En los viejos días, la gente miraba puestas de sol para relajarse. Nuestra especie ha perdido el sol. Vivimos un gran éxodo. Deslumbrados por la técnica, seguimos siendo animales embarcados. Aprendemos demasiado tarde y morimos demasiado pronto.Nuestro nuevo hogar será algún día alcanzado. Hoy, viajamos en grandes embarcaciones de silicio impulsadas por viento solar. Hace 3 generaciones que perdimos contacto con nuestro antiguo hogar. Y sin embargo, nos inunda. Su arte, su memoria. Hemos partido hacia lo desconocido como especie y nos hemos encontrado como individuos en una cuna perpetua. Aunque la genética y la tecnología nos proporcionan comodidad segura, echamos en falta algo que los desdichados y felices hombres antiguos sintieron cada día: La virtud de la tierra, su vínculo con su raíz. Nos hemos hecho diente de león para que alguien distinto a nosotros prospere. Mi labor es controlar el rumbo y las constantes de la nodriza. Vivo para que haya alguien feliz dentro de siglos. Y él no nos comprenderá ya más. Pero basta de sentimentalismos. Aún tengo a los otros. A veces, en la soledad del espacio, creo ver extraños reflejos en el panel de la cabina. Alguien teclea algo en su minúsculo habitáculo y mira su pared en busca de palabras.

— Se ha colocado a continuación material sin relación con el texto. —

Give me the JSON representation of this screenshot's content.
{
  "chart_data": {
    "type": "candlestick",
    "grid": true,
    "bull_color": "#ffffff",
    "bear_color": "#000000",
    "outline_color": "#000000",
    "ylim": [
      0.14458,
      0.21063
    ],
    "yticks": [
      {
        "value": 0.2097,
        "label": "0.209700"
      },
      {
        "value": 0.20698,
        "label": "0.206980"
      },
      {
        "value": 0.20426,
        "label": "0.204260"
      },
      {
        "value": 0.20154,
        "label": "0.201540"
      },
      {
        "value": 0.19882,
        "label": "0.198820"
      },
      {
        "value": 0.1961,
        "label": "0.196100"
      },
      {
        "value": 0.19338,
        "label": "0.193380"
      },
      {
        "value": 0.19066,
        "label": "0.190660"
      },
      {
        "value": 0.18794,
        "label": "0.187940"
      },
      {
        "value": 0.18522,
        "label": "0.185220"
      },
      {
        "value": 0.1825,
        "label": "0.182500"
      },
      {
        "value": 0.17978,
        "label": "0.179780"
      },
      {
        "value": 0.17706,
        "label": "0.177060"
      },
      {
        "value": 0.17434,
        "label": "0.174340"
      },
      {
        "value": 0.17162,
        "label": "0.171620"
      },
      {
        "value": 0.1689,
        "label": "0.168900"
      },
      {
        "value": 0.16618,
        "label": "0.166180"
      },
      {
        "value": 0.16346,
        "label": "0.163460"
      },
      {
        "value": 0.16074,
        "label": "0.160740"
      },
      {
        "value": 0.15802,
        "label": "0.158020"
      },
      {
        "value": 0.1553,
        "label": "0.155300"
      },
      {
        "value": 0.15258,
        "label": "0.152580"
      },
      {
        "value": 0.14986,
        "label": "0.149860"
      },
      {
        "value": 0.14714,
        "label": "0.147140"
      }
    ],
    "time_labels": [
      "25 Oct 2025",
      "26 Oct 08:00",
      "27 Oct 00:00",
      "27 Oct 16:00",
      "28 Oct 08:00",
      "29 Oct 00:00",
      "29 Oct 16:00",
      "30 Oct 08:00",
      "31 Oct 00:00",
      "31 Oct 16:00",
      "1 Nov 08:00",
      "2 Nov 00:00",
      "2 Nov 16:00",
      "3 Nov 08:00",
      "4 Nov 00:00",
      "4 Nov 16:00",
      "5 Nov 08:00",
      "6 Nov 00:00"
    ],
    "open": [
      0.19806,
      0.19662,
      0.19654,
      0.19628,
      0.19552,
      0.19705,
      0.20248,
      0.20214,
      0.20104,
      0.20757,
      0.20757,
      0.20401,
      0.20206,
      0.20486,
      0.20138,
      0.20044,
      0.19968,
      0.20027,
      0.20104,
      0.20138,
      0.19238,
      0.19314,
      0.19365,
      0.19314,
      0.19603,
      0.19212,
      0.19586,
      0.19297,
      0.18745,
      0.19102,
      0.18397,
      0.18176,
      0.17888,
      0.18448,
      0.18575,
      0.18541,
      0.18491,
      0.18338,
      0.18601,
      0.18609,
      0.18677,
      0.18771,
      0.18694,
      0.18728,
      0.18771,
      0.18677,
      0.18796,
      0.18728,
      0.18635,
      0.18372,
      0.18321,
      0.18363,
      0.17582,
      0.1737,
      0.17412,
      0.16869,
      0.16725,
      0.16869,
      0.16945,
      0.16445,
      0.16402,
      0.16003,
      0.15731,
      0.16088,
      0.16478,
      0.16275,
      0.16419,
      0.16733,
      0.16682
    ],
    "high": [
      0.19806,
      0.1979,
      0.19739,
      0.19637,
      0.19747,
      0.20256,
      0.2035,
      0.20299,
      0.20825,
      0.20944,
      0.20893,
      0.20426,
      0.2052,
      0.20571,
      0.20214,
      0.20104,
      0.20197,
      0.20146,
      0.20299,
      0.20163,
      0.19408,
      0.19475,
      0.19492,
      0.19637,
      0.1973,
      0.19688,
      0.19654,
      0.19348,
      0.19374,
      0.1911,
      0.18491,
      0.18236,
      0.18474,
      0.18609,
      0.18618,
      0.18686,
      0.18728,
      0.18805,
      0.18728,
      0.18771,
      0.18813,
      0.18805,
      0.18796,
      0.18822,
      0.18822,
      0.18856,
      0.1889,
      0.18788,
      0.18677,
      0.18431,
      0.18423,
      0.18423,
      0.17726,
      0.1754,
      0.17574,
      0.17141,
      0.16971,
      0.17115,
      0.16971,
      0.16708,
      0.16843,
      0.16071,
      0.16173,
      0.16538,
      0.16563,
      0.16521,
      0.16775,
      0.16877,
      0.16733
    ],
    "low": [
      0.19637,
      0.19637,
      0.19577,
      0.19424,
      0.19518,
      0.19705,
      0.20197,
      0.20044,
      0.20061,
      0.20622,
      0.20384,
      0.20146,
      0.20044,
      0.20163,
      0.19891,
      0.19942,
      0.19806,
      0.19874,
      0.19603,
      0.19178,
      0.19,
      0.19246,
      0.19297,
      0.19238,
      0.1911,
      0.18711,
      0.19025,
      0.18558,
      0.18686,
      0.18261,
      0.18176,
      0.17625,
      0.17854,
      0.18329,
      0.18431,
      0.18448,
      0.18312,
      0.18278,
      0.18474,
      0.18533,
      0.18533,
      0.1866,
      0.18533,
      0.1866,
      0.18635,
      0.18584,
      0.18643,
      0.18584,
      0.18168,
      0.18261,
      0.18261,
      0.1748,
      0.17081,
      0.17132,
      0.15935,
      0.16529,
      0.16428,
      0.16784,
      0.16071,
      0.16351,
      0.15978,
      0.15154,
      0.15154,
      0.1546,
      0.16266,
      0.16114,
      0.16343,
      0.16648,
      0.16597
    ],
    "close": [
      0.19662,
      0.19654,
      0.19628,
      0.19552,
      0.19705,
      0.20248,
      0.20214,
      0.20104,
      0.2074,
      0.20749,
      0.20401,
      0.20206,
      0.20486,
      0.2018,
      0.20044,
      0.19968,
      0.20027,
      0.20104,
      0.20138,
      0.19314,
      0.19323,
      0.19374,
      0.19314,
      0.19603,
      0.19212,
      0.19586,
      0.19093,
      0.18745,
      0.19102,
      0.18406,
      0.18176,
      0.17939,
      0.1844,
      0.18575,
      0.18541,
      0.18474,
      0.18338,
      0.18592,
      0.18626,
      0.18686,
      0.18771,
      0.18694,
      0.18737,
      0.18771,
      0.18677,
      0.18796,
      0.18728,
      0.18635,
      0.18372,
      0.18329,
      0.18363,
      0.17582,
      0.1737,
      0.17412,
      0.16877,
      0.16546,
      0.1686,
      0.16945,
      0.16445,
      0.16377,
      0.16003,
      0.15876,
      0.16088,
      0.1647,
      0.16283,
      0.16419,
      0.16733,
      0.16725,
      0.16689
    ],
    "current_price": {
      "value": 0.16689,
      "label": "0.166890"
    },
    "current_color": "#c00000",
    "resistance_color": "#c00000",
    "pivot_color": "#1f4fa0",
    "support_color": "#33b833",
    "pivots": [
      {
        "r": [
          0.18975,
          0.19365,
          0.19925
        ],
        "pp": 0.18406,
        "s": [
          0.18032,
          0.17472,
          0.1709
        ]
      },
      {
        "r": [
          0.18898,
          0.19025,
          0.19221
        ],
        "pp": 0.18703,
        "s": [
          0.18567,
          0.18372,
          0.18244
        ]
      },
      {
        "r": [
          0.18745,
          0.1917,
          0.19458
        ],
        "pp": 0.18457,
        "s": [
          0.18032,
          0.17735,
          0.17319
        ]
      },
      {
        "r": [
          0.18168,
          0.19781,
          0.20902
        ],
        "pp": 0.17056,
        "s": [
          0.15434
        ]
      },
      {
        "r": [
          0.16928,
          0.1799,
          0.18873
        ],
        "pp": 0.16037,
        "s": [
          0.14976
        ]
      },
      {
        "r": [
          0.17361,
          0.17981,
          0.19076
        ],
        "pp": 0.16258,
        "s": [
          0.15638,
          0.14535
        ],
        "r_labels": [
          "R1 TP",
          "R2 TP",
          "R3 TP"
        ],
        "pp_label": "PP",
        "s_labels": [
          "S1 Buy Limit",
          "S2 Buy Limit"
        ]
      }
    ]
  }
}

Llueve en Dundalk. Hoy no trabajo. He ordenado mi habitación y preparado comida. Intento ordenar la vida. Para relajarme de esa inmensidad a la que no logro confrontar una decisión, imagino vidas. He podido ver con la mirada de algún viajero muerto y quemado durante la peste negra mientras viajaba hasta aquí. He revisitado a una versión meditabunda de Giovanni Drogo escrutando la noche. He aparecido en la cabina de un sorprendido capitán de una nave espacial embarcada en una misión titánica. La lluvia repica y acompasa mi tecleo. Imagino que alguien me escribe, y duda sobre el plan trazado que debe asignarme. Yo espero, y mientras creo otras breves tramas, imagino encontrarlo y anudar una historia que me incluya y con los seres que mi imaginación moldea, nos reúna de una forma armónica en ese lado difuso de la frontera de la imaginación y el recuerdo. A diferencia de mis personajes, no he visto su rostro o figura. Alzo la vista a la pared vacía buscando las palabras precisas. Quizá sea lo mismo, y él es el verbo. Sigo formando frases y anhelando su encuentro. El Dios de mis mayores sigue escribiendo todas las novelas que vivimos. No ha cesado de llover.